Je suis très heureux d’être avec ma femme et mes enfants mais physiquement c’est un peu dur. Je ne dors pas bien. L’hématome est vraiment important et se déplace dans le dos. Il me gêne et je ne trouve plus ma position pour dormir. Il y a le décalage horaire, le voyage. C’est un peu compliqué mais je ne suis pas mourant.
En Australie, le médecin m’a parlé d’un arrêt de trois mois et j’ai pris un gros coup sur la tête. Ici, un médecin me dit qu’il est possible que je sois en mesure de faire du vélo dans un mois. Dans la lancée, c’est vrai, j’ai évoqué Paris-Roubaix avec les journalistes de Ouest-France et du Télégramme de Brest et tout le monde l’a repris. C’est vrai que ça va me motiver quand je vais pouvoir reprendre l’entraînement mais ce ne sera pas simple…
La norme est que pour un mois d’arrêt, il faut deux mois pour revenir et nous voilà déjà fin avril.

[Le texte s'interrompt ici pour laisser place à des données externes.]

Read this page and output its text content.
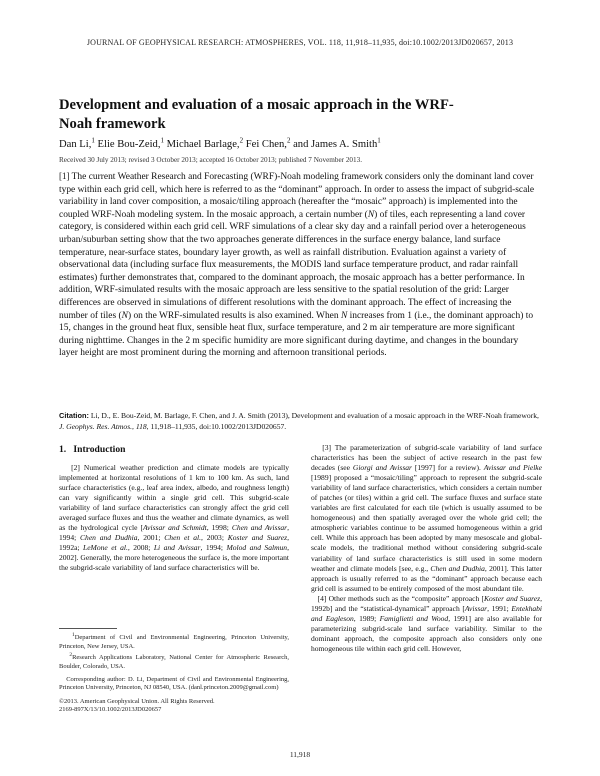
JOURNAL OF GEOPHYSICAL RESEARCH: ATMOSPHERES, VOL. 118, 11,918–11,935, doi:10.1002/2013JD020657, 2013
Development and evaluation of a mosaic approach in the WRF-Noah framework
Dan Li,$^1$ Elie Bou-Zeid,$^1$ Michael Barlage,$^2$ Fei Chen,$^2$ and James A. Smith$^1$
Received 30 July 2013; revised 3 October 2013; accepted 16 October 2013; published 7 November 2013.
[1] The current Weather Research and Forecasting (WRF)-Noah modeling framework considers only the dominant land cover type within each grid cell, which here is referred to as the “dominant” approach. In order to assess the impact of subgrid-scale variability in land cover composition, a mosaic/tiling approach (hereafter the “mosaic” approach) is implemented into the coupled WRF-Noah modeling system. In the mosaic approach, a certain number (N) of tiles, each representing a land cover category, is considered within each grid cell. WRF simulations of a clear sky day and a rainfall period over a heterogeneous urban/suburban setting show that the two approaches generate differences in the surface energy balance, land surface temperature, near-surface states, boundary layer growth, as well as rainfall distribution. Evaluation against a variety of observational data (including surface flux measurements, the MODIS land surface temperature product, and radar rainfall estimates) further demonstrates that, compared to the dominant approach, the mosaic approach has a better performance. In addition, WRF-simulated results with the mosaic approach are less sensitive to the spatial resolution of the grid: Larger differences are observed in simulations of different resolutions with the dominant approach. The effect of increasing the number of tiles (N) on the WRF-simulated results is also examined. When N increases from 1 (i.e., the dominant approach) to 15, changes in the ground heat flux, sensible heat flux, surface temperature, and 2 m air temperature are more significant during nighttime. Changes in the 2 m specific humidity are more significant during daytime, and changes in the boundary layer height are most prominent during the morning and afternoon transitional periods.
Citation: Li, D., E. Bou-Zeid, M. Barlage, F. Chen, and J. A. Smith (2013), Development and evaluation of a mosaic approach in the WRF-Noah framework, J. Geophys. Res. Atmos., 118, 11,918–11,935, doi:10.1002/2013JD020657.
1. Introduction

[2] Numerical weather prediction and climate models are typically implemented at horizontal resolutions of 1 km to 100 km. As such, land surface characteristics (e.g., leaf area index, albedo, and roughness length) can vary significantly within a single grid cell. This subgrid-scale variability of land surface characteristics can strongly affect the grid cell averaged surface fluxes and thus the weather and climate dynamics, as well as the hydrological cycle [Avissar and Schmidt, 1998; Chen and Avissar, 1994; Chen and Dudhia, 2001; Chen et al., 2003; Koster and Suarez, 1992a; LeMone et al., 2008; Li and Avissar, 1994; Molod and Salmun, 2002]. Generally, the more heterogeneous the surface is, the more important the subgrid-scale variability of land surface characteristics will be.

$^1$Department of Civil and Environmental Engineering, Princeton University, Princeton, New Jersey, USA.

$^2$Research Applications Laboratory, National Center for Atmospheric Research, Boulder, Colorado, USA.

Corresponding author: D. Li, Department of Civil and Environmental Engineering, Princeton University, Princeton, NJ 08540, USA. (danl.princeton.2009@gmail.com)

©2013. American Geophysical Union. All Rights Reserved.

2169-897X/13/10.1002/2013JD020657

[3] The parameterization of subgrid-scale variability of land surface characteristics has been the subject of active research in the past few decades (see Giorgi and Avissar [1997] for a review). Avissar and Pielke [1989] proposed a “mosaic/tiling” approach to represent the subgrid-scale variability of land surface characteristics, which considers a certain number of patches (or tiles) within a grid cell. The surface fluxes and surface state variables are first calculated for each tile (which is usually assumed to be homogeneous) and then spatially averaged over the whole grid cell; the atmospheric variables continue to be assumed homogeneous within a grid cell. While this approach has been adopted by many mesoscale and global-scale models, the traditional method without considering subgrid-scale variability of land surface characteristics is still used in some modern weather and climate models [see, e.g., Chen and Dudhia, 2001]. This latter approach is usually referred to as the “dominant” approach because each grid cell is assumed to be entirely composed of the most abundant tile.

[4] Other methods such as the “composite” approach [Koster and Suarez, 1992b] and the “statistical-dynamical” approach [Avissar, 1991; Entekhabi and Eagleson, 1989; Famiglietti and Wood, 1991] are also available for parameterizing subgrid-scale land surface variability. Similar to the dominant approach, the composite approach also considers only one homogeneous tile within each grid cell. However,

11,918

Je vais tout donner pour disputer Paris-Roubaix mais il n’y a pas que la condition physique. Ces classiques pavées sont différentes, c’est une question de mental. Il va falloir que je retrouve ma place dans le peloton et je ne pourrais pas me permettre de trainer à l’arrière, il va falloir combattre. C’est vrai, il y a trois ans, je m’étais cassé la clavicule et j’avais quand même fait Paris-Roubaix mais la coupure avait été d’une semaine et demi seulement. Bien sûr que je rêve d’y être mais je suis lucide. Et puis si c’est pour être au départ de Compiègne et être distancé dans le premier secteur pavé, ça ne m’intéresse pas. C’est un sacré challenge.